Just as coffee consumers appreciate the transparency of where their coffee comes from, dairy alternative customers are also becoming curious about the origins of the product they consume.

Seeing the evolution in market demands, food manufacturer Chobani – best known for its Greek Yoghurt range – has expanded its range of dairy alternative products. In addition to a plain oat milk staple, Chobani’s Oat Milk Barista Edition is now made with 100 per cent Australian oats.

“We launched this product in Australia in 2019, and we’ve been working over the last year or so to have the whole manufacturing process localised,” says John Williams, Chobani’s Manager for New Product Development.

“Initially, we were importing the Canadian oat product from our United States counterparts, but we decided it was important for us to work towards having it grown and made locally. This would allow us to support Australian farms and manufacturing businesses, with the added benefits of lower shipping expenses and reduction of environmental impact.”

Previously outshone by its soy and almond counterparts, oat has been capturing recent attention for its silky characteristics and compatibility with professional or at-home steaming. With an increasing number of dairy alternative brands hitting supermarket shelves, John says cafés act as a crucial signpost for capturing customer attention.

“What we’ve found is that people really trust their baristas. If they go into a café and see Chobani Oat Milk being used, then they are more likely to pick it up at the shop to use at home. A coffee shop is like a billboard that signals the reliability and quality of the product to customers,” he says.

According to Rhyana Cremasco, Senior Product Technologist at Chobani, many prevalent concerns surrounding milk alternatives and their ability to stand up against heat are addressed in the design of Chobani’s product.

“Our unique oat blend gives the Barista Edition a signature taste with quite a mild profile,” she says. “We believe that this works best with coffee as it allows the flavour of different types of beans to shine through without being overpowered.”

By adding a higher fat and oat blend content, Rhyana says Chobani’s recipe ensures a creamy, full-bodied texture and hold.

She adds that sourcing oats from Australian farms has also helped the product development team to have full visibility on quality monitoring throughout the entire process.

Rhyana says the level of care put into each batch of oats creates a unique flavour and textural quality, helping to mitigate any issues of the oat milk coming out thin, watery or gritty.

“We add buffering salts to balance the pH of the product. This prevents the acidity of the coffee from curdling or separating the oat milk, which we recommend heating at a slightly lower temperature than dairy milk.”

A key part of Chobani’s research and development approach is liaising with baristas to ensure compatibility between the flavour profile of oat milk, and other features of coffee such as colour, smoothness, and froth.

“Feedback from baristas has been positive, with particular note on the hold capacity,” says John. “There is good consistency in how it marries with various type of coffee bean; it works with composite flavours rather than against them by being too sweet or nutty.

“On the other hand, it isn’t flavourless and bland – a perfect neutral milk will enhance the notes in the coffee varietal by being rich and rounded, but not so present that it overtakes.

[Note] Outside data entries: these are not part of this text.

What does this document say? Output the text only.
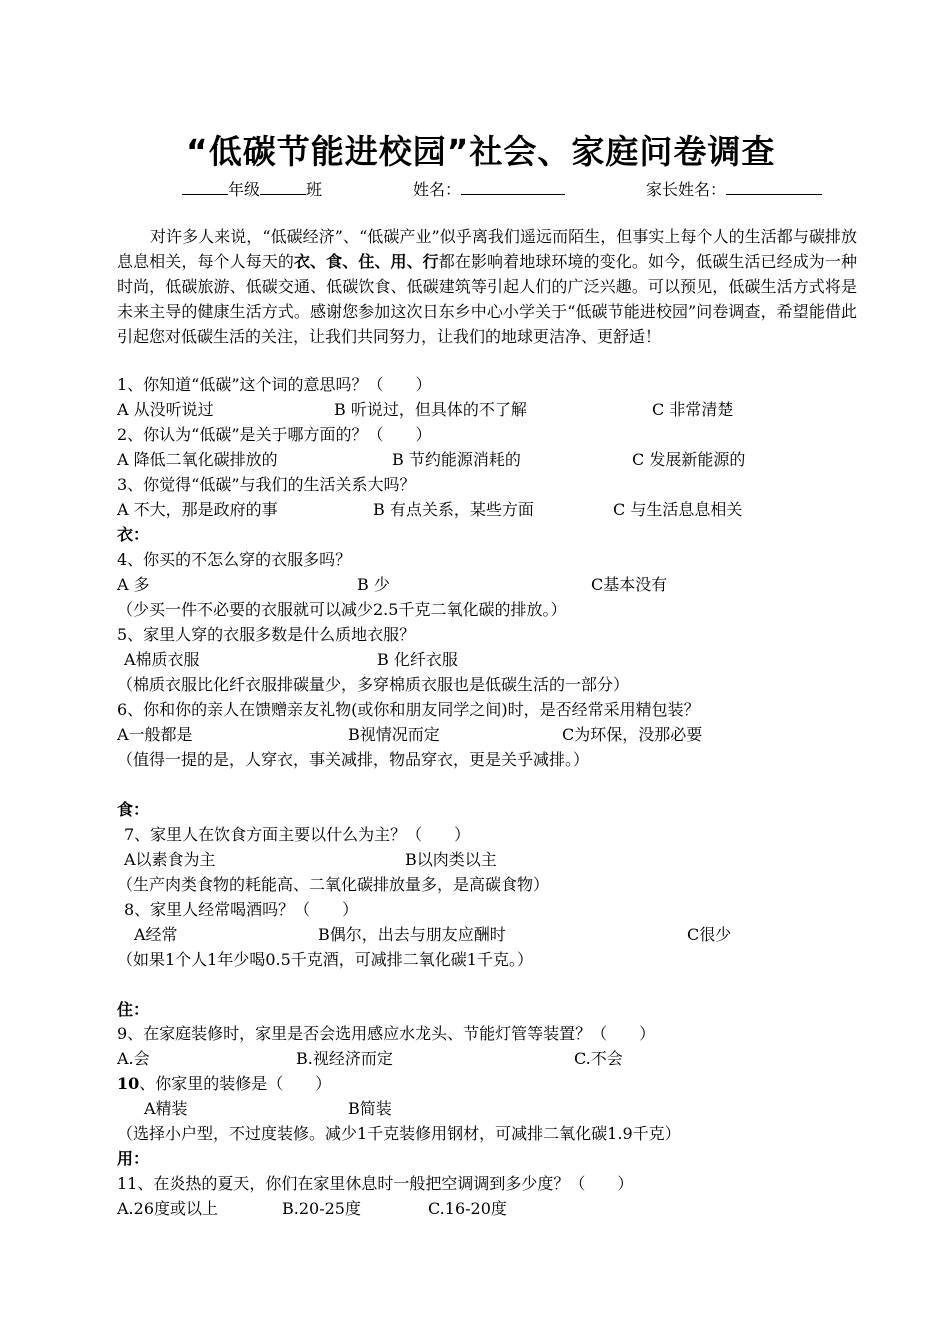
“低碳节能进校园”社会、家庭问卷调查
年级	班	姓名：	家长姓名：

对许多人来说，“低碳经济”、“低碳产业”似乎离我们遥远而陌生，但事实上每个人的生活都与碳排放息息相关，每个人每天的衣、食、住、用、行都在影响着地球环境的变化。如今，低碳生活已经成为一种时尚，低碳旅游、低碳交通、低碳饮食、低碳建筑等引起人们的广泛兴趣。可以预见，低碳生活方式将是未来主导的健康生活方式。感谢您参加这次日东乡中心小学关于“低碳节能进校园”问卷调查，希望能借此引起您对低碳生活的关注，让我们共同努力，让我们的地球更洁净、更舒适！

1、你知道“低碳”这个词的意思吗？（　　）
A 从没听说过	B 听说过，但具体的不了解	C 非常清楚
2、你认为“低碳”是关于哪方面的？（　　）
A 降低二氧化碳排放的	B 节约能源消耗的	C 发展新能源的
3、你觉得“低碳”与我们的生活关系大吗？
A 不大，那是政府的事	B 有点关系，某些方面	C 与生活息息相关
衣：
4、你买的不怎么穿的衣服多吗？
A 多	B 少	C基本没有
（少买一件不必要的衣服就可以减少2.5千克二氧化碳的排放。）
5、家里人穿的衣服多数是什么质地衣服？
A棉质衣服	B 化纤衣服
（棉质衣服比化纤衣服排碳量少，多穿棉质衣服也是低碳生活的一部分）
6、你和你的亲人在馈赠亲友礼物(或你和朋友同学之间)时，是否经常采用精包装？
A一般都是	B视情况而定	C为环保，没那必要
（值得一提的是，人穿衣，事关减排，物品穿衣，更是关乎减排。）
食：
7、家里人在饮食方面主要以什么为主？（　　）
A以素食为主	B以肉类以主
（生产肉类食物的耗能高、二氧化碳排放量多，是高碳食物）
8、家里人经常喝酒吗？（　　）
A经常	B偶尔，出去与朋友应酬时	C很少
（如果1个人1年少喝0.5千克酒，可减排二氧化碳1千克。）
住：
9、在家庭装修时，家里是否会选用感应水龙头、节能灯管等装置？（　　）
A.会	B.视经济而定	C.不会
10、你家里的装修是（　　）
A精装	B简装
（选择小户型，不过度装修。减少1千克装修用钢材，可减排二氧化碳1.9千克）
用：
11、在炎热的夏天，你们在家里休息时一般把空调调到多少度？（　　）
A.26度或以上	B.20-25度	C.16-20度
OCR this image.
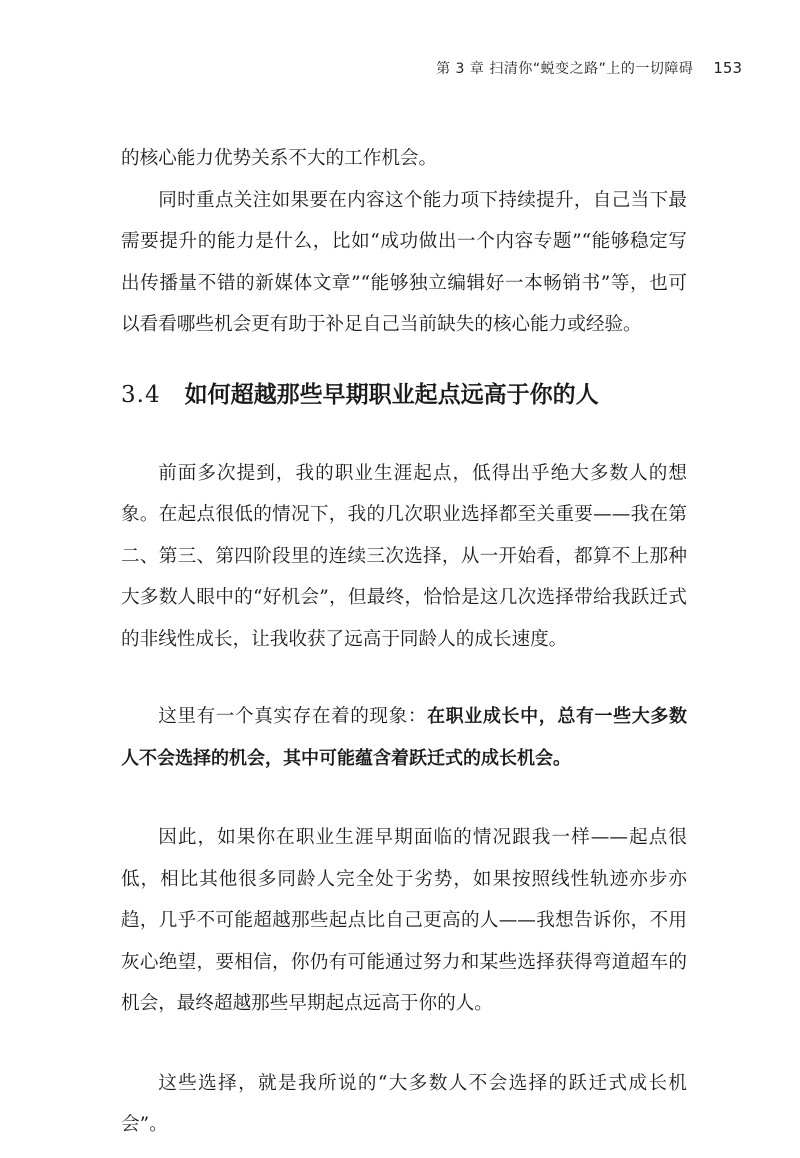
第 3 章 扫清你“蜕变之路”上的一切障碍 153

的核心能力优势关系不大的工作机会。

同时重点关注如果要在内容这个能力项下持续提升，自己当下最需要提升的能力是什么，比如“成功做出一个内容专题”“能够稳定写出传播量不错的新媒体文章”“能够独立编辑好一本畅销书”等，也可以看看哪些机会更有助于补足自己当前缺失的核心能力或经验。

3.4 如何超越那些早期职业起点远高于你的人

前面多次提到，我的职业生涯起点，低得出乎绝大多数人的想象。在起点很低的情况下，我的几次职业选择都至关重要——我在第二、第三、第四阶段里的连续三次选择，从一开始看，都算不上那种大多数人眼中的“好机会”，但最终，恰恰是这几次选择带给我跃迁式的非线性成长，让我收获了远高于同龄人的成长速度。

这里有一个真实存在着的现象：在职业成长中，总有一些大多数人不会选择的机会，其中可能蕴含着跃迁式的成长机会。

因此，如果你在职业生涯早期面临的情况跟我一样——起点很低，相比其他很多同龄人完全处于劣势，如果按照线性轨迹亦步亦趋，几乎不可能超越那些起点比自己更高的人——我想告诉你，不用灰心绝望，要相信，你仍有可能通过努力和某些选择获得弯道超车的机会，最终超越那些早期起点远高于你的人。

这些选择，就是我所说的“大多数人不会选择的跃迁式成长机会”。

Establishing an end-to-end production chain on-shore has been a key milestone in Chobani’s sustainability and social commitments within Australia. As a member of the Australian Packaging Covenant Organisation and the RedCycle program, Chobani aims to keep plastic out of landfill and improve recycling practices with a Sustainable Packaging Roadmap.

“Chobani has a strong focus on using food as a force for good,” says John. “We make yoghurt, oat milk and other products – but we also aim to make a difference by volunteering our time, donating products, and leading the way to challenge the industry’s status quo when it comes to sustainability.”

John says Chohani’s mission has always been about making good food accessible to more people. “We do this by making nutritious products that taste good, and ensuring they are available through different channels and markets to a range of consumers. Where possible, we also source raw ingredients and packaging from local suppliers,” he says.

He further adds that consumers are becoming increasingly interested in where their food comes from, and how environmental factors such as land usage and water consumption factor into the production process. This knowledge played a key role when Chobani opted to go down the oat route for its flagship milk product.

“Non-dairy alternatives have enjoyed massive growth in the last few years, and oats are favoured for a lot of reasons, including low tillage cropping, the way their root systems improve soil quality, and compatibility with moisture-abundant growing conditions,” he says.

“At the end of the day, we are aiming to work with the environment – not against it – in terms of how much water is required to maintain crops, and that sustainability aspect is in line with our company’s overarching values.”

Chobani looks forward to showcasing its Oat Milk Barista Edition at the Melbourne International Coffee Expo in September, with a particular focus on its versatility as a plant-based alternative that doesn’t compromise on performance.

“It will be a great opportunity for us to demonstrate first-hand how well our product stands up, and to tell the Chobani story through this now locally-made product,” Rhyana says.